François Mitterrand, Discours prononcé devant le congrès de l’Internationale socialiste, le 27 juin 1972 à Vienne quelques heures après avoir signé le Programme commun.

 

Mitterrand au congrès d'Epinay de 1971 s'exprimant devant une cohorte de notables socialistes : « Celui qui n’accepte pas la rupture, celui qui ne consent pas à la rupture avec l’ordre établi, politique, cela va de soi, avec la société capitaliste, celui-là, je le dis, il ne peut pas être adhérent du Parti socialiste. » 

 


 

Tribun du peuple ou bateleur de foire? Mélenchon fait assaut de démagogie et d'emphase lyrique pour amadouer la volaille communiste et ouvrière: « Je pense à vous travailleurs et travailleuses de Merlin-Gérin qui fabriquez chaque année 32 millions de pièces, qui avez les doigts et les épaules si gourds et si déformés de ce travail  »

 

«  Nous nous flattons d’être aux cotés des travailleurs de la Celanese a coté de Pau et nous leur disons les yeux dans les yeux : Dans votre malheur, lorsqu’on ferme votre entreprise, nous savons que quand vous vous battez, vous défendez l’intérêt général, celui de la République Française, celui de l’Europe. (...) Votre patron aux Etats-Unis qui a décidé de rapatrier le carnet de commande et les brevets sortis de l’intelligence du travail collectif des ouvriers de la Celanese, des ingénieurs et des chercheurs se sera approprié le meilleur, vous laissant sur le carreau. Et quand  nous, nous vous disons : au moins, assumez votre dignité d’être libre, lorsque vous prendrez votre bulletin de vote, vous voterez pour les châtier. »  

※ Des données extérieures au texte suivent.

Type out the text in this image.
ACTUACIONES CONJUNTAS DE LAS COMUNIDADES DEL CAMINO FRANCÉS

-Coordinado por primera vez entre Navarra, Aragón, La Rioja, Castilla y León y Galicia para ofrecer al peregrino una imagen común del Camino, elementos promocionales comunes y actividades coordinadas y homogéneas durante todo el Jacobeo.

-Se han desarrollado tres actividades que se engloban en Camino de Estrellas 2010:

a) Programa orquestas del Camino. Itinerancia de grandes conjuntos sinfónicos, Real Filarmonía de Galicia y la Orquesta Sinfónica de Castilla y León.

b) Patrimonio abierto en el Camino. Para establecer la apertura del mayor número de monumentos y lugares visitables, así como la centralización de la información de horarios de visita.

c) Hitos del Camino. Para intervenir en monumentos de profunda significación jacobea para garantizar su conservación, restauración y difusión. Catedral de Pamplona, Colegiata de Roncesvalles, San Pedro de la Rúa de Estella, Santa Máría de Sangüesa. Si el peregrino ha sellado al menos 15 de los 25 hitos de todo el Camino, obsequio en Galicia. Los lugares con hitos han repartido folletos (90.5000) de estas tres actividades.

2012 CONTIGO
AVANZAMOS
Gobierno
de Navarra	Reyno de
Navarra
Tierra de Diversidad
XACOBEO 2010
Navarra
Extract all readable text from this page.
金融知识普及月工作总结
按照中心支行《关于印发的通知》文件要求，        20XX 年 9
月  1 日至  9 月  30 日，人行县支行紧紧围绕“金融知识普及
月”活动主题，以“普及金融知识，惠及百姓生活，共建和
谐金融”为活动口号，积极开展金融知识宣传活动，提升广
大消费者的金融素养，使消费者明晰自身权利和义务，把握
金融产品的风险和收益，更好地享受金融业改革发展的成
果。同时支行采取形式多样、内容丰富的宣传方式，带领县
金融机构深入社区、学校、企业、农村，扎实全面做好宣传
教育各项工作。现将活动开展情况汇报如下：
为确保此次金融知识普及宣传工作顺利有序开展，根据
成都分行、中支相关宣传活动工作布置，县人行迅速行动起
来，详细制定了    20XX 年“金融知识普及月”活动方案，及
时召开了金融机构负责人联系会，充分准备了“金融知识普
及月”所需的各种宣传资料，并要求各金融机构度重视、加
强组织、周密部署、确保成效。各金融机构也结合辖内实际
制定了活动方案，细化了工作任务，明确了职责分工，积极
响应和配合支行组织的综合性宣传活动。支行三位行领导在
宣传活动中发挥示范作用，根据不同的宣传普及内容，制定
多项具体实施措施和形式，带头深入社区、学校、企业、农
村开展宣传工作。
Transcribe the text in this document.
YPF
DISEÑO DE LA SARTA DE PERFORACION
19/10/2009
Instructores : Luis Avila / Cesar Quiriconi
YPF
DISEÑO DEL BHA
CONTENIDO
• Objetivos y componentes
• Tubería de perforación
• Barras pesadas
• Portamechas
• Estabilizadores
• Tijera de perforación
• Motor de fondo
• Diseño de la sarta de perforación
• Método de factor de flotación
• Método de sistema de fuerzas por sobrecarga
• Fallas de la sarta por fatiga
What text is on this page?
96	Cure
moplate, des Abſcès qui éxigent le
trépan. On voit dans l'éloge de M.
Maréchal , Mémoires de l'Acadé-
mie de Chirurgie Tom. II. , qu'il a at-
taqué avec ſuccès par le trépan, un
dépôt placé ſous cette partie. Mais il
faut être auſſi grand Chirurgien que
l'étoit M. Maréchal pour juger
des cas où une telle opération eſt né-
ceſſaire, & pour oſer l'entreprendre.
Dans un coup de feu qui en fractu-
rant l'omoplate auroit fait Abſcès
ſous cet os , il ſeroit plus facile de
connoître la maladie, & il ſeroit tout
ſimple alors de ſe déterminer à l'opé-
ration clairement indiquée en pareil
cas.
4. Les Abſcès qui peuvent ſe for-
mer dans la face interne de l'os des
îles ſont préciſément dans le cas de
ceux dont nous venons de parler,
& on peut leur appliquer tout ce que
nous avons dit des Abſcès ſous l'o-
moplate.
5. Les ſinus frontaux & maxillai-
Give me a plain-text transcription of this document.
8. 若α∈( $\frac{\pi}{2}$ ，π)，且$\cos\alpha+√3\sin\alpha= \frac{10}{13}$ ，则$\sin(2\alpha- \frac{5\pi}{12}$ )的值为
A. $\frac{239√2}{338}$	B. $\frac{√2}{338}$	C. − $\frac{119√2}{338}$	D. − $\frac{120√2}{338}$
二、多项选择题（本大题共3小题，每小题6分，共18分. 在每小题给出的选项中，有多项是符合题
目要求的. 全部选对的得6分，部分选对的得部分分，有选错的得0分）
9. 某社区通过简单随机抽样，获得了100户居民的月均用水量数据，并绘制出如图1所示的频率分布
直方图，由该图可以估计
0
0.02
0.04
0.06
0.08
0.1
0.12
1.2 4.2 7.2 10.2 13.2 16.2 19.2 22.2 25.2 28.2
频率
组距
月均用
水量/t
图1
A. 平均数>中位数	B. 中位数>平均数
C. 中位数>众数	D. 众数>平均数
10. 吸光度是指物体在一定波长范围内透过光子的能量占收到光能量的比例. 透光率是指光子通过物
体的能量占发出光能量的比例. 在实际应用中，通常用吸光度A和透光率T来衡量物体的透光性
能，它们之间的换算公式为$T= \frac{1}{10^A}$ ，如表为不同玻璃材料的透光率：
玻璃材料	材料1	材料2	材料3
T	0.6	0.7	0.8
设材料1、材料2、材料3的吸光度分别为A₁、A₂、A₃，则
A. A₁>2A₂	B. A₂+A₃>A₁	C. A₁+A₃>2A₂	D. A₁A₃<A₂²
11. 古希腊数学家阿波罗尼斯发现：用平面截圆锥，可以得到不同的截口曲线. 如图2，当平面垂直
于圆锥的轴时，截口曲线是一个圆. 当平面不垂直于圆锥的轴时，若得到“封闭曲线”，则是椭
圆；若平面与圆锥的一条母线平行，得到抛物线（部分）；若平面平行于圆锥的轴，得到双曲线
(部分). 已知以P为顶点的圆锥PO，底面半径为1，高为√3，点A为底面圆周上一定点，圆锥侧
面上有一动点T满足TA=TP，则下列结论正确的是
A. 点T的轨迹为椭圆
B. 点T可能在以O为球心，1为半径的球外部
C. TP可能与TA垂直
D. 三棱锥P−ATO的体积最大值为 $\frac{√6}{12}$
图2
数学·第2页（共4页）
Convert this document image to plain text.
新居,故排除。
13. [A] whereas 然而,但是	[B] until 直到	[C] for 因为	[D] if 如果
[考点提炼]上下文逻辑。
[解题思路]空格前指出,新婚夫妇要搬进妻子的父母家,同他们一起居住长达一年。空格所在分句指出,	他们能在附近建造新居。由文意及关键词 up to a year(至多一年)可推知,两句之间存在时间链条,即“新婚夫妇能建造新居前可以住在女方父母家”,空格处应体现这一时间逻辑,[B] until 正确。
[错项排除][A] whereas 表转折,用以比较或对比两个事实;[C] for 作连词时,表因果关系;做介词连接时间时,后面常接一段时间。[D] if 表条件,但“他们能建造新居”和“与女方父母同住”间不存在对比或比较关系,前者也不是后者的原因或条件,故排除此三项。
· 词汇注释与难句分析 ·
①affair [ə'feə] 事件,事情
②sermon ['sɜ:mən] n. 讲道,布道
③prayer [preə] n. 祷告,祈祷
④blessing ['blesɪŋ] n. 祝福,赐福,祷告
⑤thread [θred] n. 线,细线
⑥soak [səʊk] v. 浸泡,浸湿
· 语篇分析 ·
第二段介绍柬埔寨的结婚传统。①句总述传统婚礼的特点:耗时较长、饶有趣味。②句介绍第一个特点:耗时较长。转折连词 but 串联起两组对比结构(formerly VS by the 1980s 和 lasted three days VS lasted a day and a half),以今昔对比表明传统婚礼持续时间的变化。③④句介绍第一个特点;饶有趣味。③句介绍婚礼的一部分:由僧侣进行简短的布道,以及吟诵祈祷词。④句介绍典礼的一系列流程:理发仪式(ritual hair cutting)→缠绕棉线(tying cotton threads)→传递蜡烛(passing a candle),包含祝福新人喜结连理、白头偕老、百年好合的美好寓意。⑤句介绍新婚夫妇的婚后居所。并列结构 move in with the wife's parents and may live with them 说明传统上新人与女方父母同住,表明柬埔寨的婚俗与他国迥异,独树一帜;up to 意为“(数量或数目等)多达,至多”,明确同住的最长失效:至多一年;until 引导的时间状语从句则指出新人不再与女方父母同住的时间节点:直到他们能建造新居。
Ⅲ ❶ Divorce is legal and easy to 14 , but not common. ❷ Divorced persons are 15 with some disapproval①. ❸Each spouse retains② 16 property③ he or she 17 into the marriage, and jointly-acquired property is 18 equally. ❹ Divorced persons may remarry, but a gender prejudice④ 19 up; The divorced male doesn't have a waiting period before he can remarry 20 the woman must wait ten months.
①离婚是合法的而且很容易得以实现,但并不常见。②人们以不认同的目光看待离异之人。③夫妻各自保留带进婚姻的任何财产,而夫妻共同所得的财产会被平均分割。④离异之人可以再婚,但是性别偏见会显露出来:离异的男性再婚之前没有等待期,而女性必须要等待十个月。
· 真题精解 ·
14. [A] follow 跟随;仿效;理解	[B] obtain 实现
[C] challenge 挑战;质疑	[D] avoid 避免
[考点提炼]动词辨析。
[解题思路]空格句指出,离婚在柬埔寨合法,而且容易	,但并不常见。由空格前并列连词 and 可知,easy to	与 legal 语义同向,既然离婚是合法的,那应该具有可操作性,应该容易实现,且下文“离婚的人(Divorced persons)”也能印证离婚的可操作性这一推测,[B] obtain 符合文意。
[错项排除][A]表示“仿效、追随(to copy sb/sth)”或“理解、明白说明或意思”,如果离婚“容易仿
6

Travailleurs, travailleuses licenciées de toutes les industries, dans votre malheur, le Front de Gauche est à vos côtés, vous pourrez "châtier" les patrons... dans le secret de l'isoloir! Le Front de Gauche se dévoile: une grossière opération de récupération électoraliste au service d'une branche de la social-démocratie, dans laquelle le PCF n'a décidemment rien à faire.


 

  En lien :

Difficile de trouver meilleurs arguments contre la stratégie du Front de gauche que ceux que M. Mélenchon nous donne de lui-même.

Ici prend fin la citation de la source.